STJ afasta honorários extras após adesão a parcelamento

Uma decisão da 1ª Seção do Superior Tribunal de Justiça (STJ) trouxe um importante esclarecimento para as execuções fiscais e programas de recuperação fiscal.
Julgado sob o rito dos recursos repetitivos, o Tribunal firmou o entendimento de que não é devida nova condenação em honorários advocatícios quando o contribuinte desiste ou renuncia aos embargos à execução fiscal para aderir a um programa de parcelamento, desde que os honorários já estejam incluídos no valor negociado.
Siga a leitura para entender os fundamentos da decisão.
O caso analisado pelo STJ
A questão teve origem em disputa entre o Estado de Minas Gerais e a empresa Energisa Minas Rio.
No curso da execução fiscal, a empresa optou por desistir dos embargos à execução para aderir a um programa de recuperação fiscal. O Estado, no entanto, sustentou que essa desistência geraria uma nova condenação em honorários advocatícios, além daqueles já previstos no parcelamento.
A Fazenda estadual argumentou que a renúncia aos embargos configuraria fato novo suficiente para justificar a cobrança adicional. O entendimento não foi acolhido pelo STJ.
O que o STJ decidiu?
Por unanimidade, a 1ª Seção do STJ negou provimento ao recurso do Estado de Minas Gerais.
O relator, ministro Gurgel de Faria, destacou que a cobrança de honorários advocatícios deve observar sua finalidade essencial: remunerar o trabalho do advogado no curso da execução fiscal.
Segundo o voto condutor, quando o parcelamento administrativo já inclui expressamente a verba honorária, não há espaço para uma nova condenação judicial, pois isso resultaria em pagamento em duplicidade pelo mesmo serviço.
O ministro citou o artigo 827 do Código de Processo Civil, que disciplina os honorários na execução e não autoriza sua cobrança reiterada quando já satisfeitos na esfera administrativa.

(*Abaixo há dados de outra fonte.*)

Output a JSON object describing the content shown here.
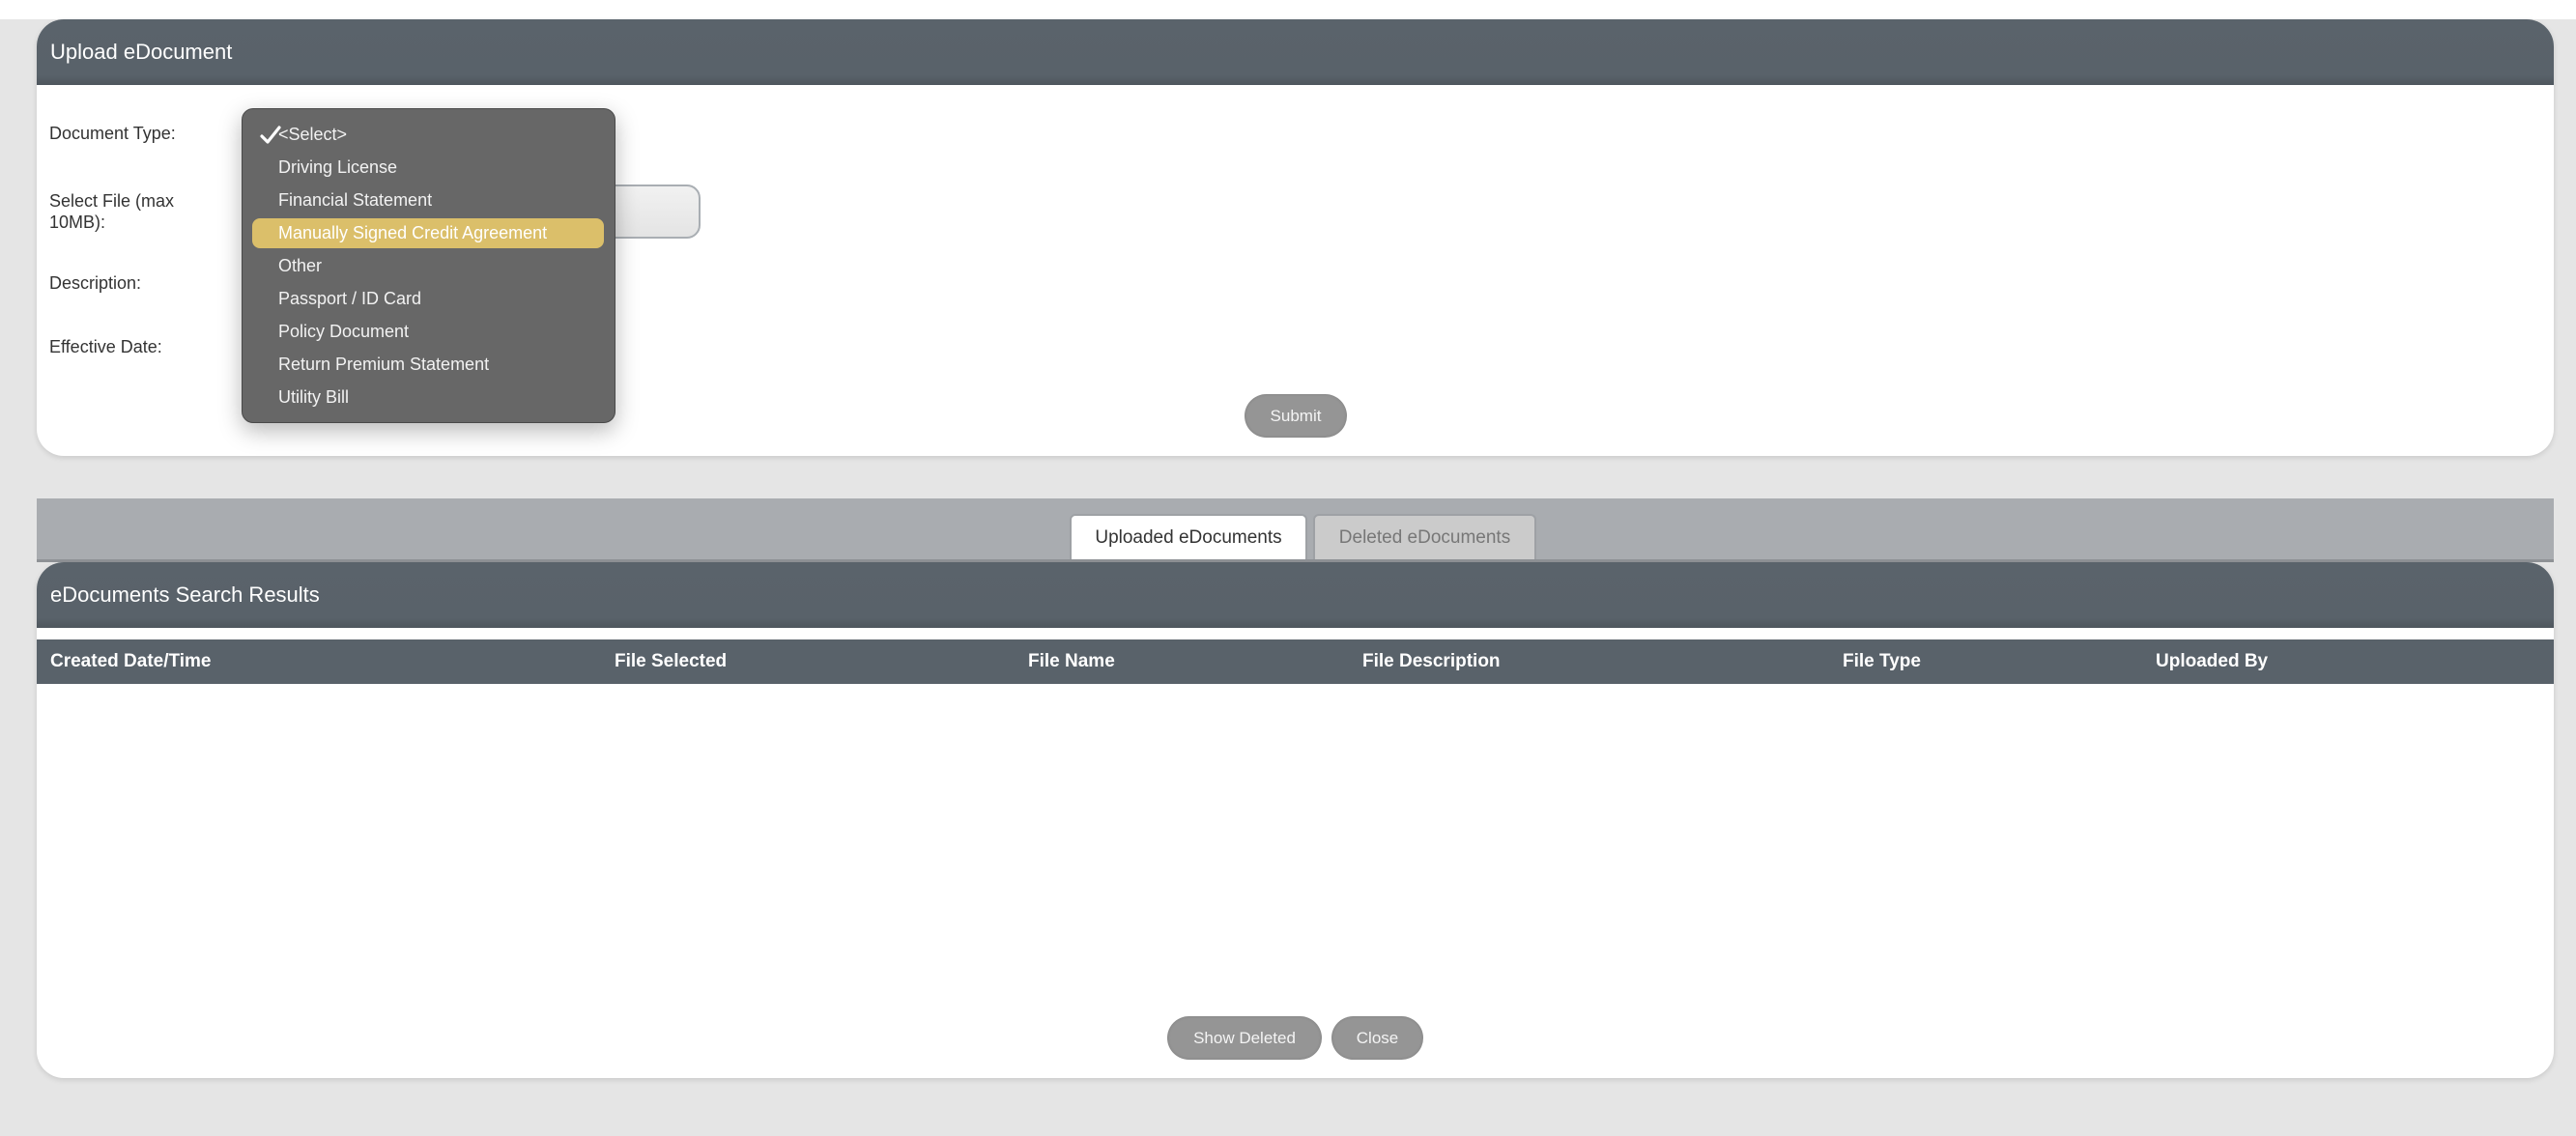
{
  "upload_panel": {
    "title": "Upload eDocument",
    "labels": {
      "document_type": "Document Type:",
      "select_file_line1": "Select File (max",
      "select_file_line2": "10MB):",
      "description": "Description:",
      "effective_date": "Effective Date:"
    },
    "submit_label": "Submit"
  },
  "document_type_dropdown": {
    "selected": "<Select>",
    "highlighted": "Manually Signed Credit Agreement",
    "options": [
      "<Select>",
      "Driving License",
      "Financial Statement",
      "Manually Signed Credit Agreement",
      "Other",
      "Passport / ID Card",
      "Policy Document",
      "Return Premium Statement",
      "Utility Bill"
    ],
    "highlight_color": "#dbbf6a"
  },
  "tabs": [
    {
      "label": "Uploaded eDocuments",
      "active": true
    },
    {
      "label": "Deleted eDocuments",
      "active": false
    }
  ],
  "results_panel": {
    "title": "eDocuments Search Results",
    "columns": [
      "Created Date/Time",
      "File Selected",
      "File Name",
      "File Description",
      "File Type",
      "Uploaded By"
    ],
    "rows": [],
    "show_deleted_label": "Show Deleted",
    "close_label": "Close"
  },
  "colors": {
    "header_bg": "#59626a",
    "button_bg": "#959595",
    "page_bg": "#e5e5e5"
  }
}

Honorários e adesão a parcelamento fiscal
A decisão esclarece um ponto sensível na relação entre execução fiscal e programas de recuperação de créditos.
É comum que leis de parcelamento prevejam, de maneira expressa, a inclusão de honorários advocatícios no valor da dívida. Nesses casos, o contribuinte, ao aderir ao programa, já assume o pagamento dessa verba como parte do acordo celebrado com o Fisco.
Conclusão
Ao julgar o tema sob o rito dos repetitivos, o STJ firmou entendimento de que não cabe nova condenação em honorários advocatícios quando o contribuinte desiste ou renuncia aos embargos para aderir a parcelamento fiscal que já inclui essa verba.
A decisão visa promover princípios como razoabilidade, vedação ao enriquecimento sem causa e segurança jurídica, bem como, alinhar a cobrança dos honorários à sua real finalidade.
Para quem atua com execução fiscal, recuperação de créditos ou planejamento tributário, o precedente serve como orientação sobre os limites da atuação fazendária e a importância de analisar, com atenção, as condições dos programas de parcelamento antes de qualquer medida processual.